Could Free Comics Work The Same Way?

Over on Gizmodo we get news of a new way in which we can prove that the British do, in fact, kick serious ass. Especially John Cleese.
We're all pretty much aware that the movie and music industries hate pirates of any sort (unless they're played by Johnny Depp), including those that post copyrighted material on YouTube. Even though the posters make no money off of the content that is streamed, the MPAA and RIAA detest this practice with some real venom. Those lovable cads of Monty Python decided to buck the system, offer up their high quality content (some of it ever before seen) on YouTube and charge the magnanimous sum of zero dollars for it. All they did was add a link to buy their material from Amazon.
And sales of Python merch went up 23,000%.
That isn't a typo. Sales went up twenty-three thousand percent because of the videos on YouTube. That's not just shocking, that's downright unbelievable! A 23% increase would have been laudable, but this is truly a nail in the MPAA and RIAA sides.
My question to you, dear readers, is this:
Could a similar approach help comic books?
We know that sales across the board are down (and were falling before the economy rolled over and died) and that pirating is up, but are they related? Is there a significant amount of people who don't buy the books BECAUSE they pirate them or do they tend to download the books they wouldn't buy anyway? If a company offered select, high quality titles for free would it be an incentive for people to pay for the rest? Offering up something like Dark Avengers would theoretically get the reader intrigued about Mighty Avengers and New Avengers, but would tha translate into actual sales?
Does Marvel's Digital Comics Unlimited (DCU) help the pamphlet market or hurt it? I would imagine the majority of people using the DCU are the same people who buy the Essential line and most of the roster on the shelf anyway.






I have some TPB runs on my shelves due to comics that i first read on my computer. They, um, fell off a truck. I really think that these larger media groups need to roll with the punches and trust that people out there will still pay for content even when it's available elsewhere. Especially nerds like me who think no hi-res scan can replace the deluxe hard-cover sitting on a shelf.
Now another generation after me raised on digital media might think differently. But right now a little good will can go a long way, even if it's counter-intuitive.
Boom! Studios caused a minor fracas last year when they placed the first issue of North Wind free online. Retailers had not been notified, and felt they would be stuck with nonreturnable, unsaleable copies. Turns out the issue sold out in paper.
I personally wouldn't buy a comicbook after reading it online, but I WILL buy any collection of material I read on a regular basis.

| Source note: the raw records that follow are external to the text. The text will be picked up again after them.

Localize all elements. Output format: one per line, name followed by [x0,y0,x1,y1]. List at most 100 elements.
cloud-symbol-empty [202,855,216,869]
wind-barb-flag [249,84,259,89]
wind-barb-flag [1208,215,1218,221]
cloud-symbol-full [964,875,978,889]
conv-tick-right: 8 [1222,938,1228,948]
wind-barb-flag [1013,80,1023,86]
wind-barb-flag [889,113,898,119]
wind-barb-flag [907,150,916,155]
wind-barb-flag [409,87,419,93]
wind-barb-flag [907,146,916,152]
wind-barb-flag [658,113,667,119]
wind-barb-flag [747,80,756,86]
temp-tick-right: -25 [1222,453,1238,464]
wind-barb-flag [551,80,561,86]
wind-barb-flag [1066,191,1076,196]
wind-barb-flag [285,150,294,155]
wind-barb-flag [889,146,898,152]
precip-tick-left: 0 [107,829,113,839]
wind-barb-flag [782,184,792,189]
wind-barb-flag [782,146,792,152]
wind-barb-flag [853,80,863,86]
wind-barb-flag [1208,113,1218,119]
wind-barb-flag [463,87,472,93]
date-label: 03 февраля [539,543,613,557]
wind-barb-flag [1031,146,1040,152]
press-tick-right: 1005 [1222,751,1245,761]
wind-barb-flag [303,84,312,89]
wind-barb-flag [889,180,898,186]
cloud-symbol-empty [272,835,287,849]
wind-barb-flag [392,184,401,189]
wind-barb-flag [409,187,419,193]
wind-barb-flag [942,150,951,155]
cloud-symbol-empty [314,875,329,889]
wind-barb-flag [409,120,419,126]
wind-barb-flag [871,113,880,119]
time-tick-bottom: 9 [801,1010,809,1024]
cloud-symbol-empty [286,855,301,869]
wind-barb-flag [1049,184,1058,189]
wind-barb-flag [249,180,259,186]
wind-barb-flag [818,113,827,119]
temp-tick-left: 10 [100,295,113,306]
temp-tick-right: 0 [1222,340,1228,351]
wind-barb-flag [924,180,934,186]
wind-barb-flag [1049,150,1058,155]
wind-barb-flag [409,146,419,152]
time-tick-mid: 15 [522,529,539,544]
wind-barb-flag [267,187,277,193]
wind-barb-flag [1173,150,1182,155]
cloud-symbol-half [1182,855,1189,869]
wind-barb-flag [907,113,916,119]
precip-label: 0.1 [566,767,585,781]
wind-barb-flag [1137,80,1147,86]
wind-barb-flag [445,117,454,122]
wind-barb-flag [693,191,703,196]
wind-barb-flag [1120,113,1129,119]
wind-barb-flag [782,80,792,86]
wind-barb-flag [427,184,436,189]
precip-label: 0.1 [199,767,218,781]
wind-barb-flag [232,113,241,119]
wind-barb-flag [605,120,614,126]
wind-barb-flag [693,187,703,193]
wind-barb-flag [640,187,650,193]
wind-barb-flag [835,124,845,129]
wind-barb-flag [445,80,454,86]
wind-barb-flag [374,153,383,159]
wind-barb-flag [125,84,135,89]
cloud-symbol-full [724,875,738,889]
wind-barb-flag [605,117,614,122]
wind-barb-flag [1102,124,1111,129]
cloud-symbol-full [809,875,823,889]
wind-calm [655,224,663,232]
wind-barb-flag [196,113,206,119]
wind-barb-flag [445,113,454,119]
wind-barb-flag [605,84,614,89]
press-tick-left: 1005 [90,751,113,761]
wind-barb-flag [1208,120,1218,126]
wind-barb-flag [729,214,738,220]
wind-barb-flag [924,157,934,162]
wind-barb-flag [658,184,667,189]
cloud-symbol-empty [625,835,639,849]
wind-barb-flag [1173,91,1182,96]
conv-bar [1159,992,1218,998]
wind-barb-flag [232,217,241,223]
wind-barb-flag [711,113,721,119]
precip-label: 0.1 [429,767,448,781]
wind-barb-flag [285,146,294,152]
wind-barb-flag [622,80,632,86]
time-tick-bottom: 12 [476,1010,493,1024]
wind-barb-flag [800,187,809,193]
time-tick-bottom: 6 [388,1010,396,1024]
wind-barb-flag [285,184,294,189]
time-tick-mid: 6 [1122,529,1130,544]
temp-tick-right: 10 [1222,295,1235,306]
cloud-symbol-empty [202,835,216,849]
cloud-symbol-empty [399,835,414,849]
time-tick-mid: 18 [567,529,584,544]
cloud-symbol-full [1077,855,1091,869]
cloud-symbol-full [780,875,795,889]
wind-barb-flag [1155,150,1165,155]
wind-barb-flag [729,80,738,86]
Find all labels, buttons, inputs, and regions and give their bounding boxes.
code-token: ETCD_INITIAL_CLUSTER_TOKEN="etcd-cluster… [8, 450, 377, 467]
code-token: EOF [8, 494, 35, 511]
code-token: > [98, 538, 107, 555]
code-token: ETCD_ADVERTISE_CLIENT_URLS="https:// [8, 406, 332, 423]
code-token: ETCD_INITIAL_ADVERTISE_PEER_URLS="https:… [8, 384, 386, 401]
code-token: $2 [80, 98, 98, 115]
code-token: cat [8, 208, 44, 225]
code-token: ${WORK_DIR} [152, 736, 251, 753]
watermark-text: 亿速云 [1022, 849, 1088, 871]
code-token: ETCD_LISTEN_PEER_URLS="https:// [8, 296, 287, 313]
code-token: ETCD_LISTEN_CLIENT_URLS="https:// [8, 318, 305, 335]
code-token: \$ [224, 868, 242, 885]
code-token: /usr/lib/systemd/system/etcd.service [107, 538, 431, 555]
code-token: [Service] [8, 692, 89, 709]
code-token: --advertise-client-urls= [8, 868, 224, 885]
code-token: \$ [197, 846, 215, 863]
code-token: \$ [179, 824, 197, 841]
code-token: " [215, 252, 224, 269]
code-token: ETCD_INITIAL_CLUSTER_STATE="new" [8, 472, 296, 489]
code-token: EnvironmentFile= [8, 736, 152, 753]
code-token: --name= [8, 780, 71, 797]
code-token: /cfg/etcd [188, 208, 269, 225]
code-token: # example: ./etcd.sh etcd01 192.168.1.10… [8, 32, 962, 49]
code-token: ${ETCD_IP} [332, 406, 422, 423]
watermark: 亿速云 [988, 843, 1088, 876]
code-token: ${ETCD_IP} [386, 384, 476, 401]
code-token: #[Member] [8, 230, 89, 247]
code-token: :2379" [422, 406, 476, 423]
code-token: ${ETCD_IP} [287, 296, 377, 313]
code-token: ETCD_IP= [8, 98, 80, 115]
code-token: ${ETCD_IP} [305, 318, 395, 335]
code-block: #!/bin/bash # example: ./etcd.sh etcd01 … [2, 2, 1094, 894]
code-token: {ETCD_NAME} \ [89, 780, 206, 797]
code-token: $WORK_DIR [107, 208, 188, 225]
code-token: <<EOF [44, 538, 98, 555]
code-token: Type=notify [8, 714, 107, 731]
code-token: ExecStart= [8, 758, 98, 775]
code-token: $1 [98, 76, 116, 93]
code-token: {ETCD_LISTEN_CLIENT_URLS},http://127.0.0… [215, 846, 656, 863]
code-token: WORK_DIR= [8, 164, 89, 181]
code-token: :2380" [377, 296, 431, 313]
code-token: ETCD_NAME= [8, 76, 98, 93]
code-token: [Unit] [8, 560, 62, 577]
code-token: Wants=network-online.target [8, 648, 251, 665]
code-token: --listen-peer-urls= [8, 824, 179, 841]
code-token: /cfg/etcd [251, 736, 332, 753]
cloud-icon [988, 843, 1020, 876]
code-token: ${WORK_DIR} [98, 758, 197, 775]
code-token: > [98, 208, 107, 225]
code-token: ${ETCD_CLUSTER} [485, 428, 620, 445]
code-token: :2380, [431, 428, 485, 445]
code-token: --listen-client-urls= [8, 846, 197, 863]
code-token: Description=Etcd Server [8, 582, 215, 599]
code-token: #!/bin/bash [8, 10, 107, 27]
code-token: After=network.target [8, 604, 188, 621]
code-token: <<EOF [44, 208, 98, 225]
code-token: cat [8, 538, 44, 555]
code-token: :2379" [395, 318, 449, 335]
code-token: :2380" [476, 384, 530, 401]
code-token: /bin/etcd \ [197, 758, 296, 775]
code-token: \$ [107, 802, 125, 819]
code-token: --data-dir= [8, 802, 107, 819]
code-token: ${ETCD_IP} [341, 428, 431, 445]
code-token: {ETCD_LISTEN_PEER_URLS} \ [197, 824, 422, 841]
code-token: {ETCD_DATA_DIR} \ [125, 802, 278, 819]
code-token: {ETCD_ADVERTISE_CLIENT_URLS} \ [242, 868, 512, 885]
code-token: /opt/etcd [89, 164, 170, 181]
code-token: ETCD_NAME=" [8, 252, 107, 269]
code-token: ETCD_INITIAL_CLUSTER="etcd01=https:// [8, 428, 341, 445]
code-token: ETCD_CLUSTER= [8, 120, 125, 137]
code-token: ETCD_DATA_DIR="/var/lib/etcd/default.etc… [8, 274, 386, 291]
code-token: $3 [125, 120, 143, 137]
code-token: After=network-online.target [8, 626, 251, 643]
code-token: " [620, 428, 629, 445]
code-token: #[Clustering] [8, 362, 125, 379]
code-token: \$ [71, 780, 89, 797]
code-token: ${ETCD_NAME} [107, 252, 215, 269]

I'm going to put myself out here, and if any legal teams want to come after me, so be it.
A Precise List Of Comics I Pirated First Before Buying Them In Issues And/Or Trades:
-The Authority
-Runaways
-Ex Machina
-Y: The Last Man
-The Invisibles
-DMZ
-Northlanders
-Transmetropolitan
-Brubaker's Captain America
-Steranko's Nick Fury: Agent of SHIELD
-Strangers in Paradise
-Kabuki
-The current JSA series
-Manhunter
-Nextwave
-Marvel Adventures: Avengers
-Top 10
-Young Avengers
-Preacher
-Starman
Keep in mind (o nebulous phantom lawyers), I read almost NO comics before I started pirating. Sandman, Doc Frankenstein, Shaolin Cowboy, and Action Philosophers were all I read my first TWO YEARS as a "comic book reader". Then I discovered torrents, and my quarterly trip to the comic book store became monthly, then weekly. And then, now having confidence in my own tastes, I was able to judge a book right off the shelf whether or not I wanted it, and I began buying more and more comics, in more and more genres.
Digital distribution is VITAL to the survival of the industry. And more companies need to get with it.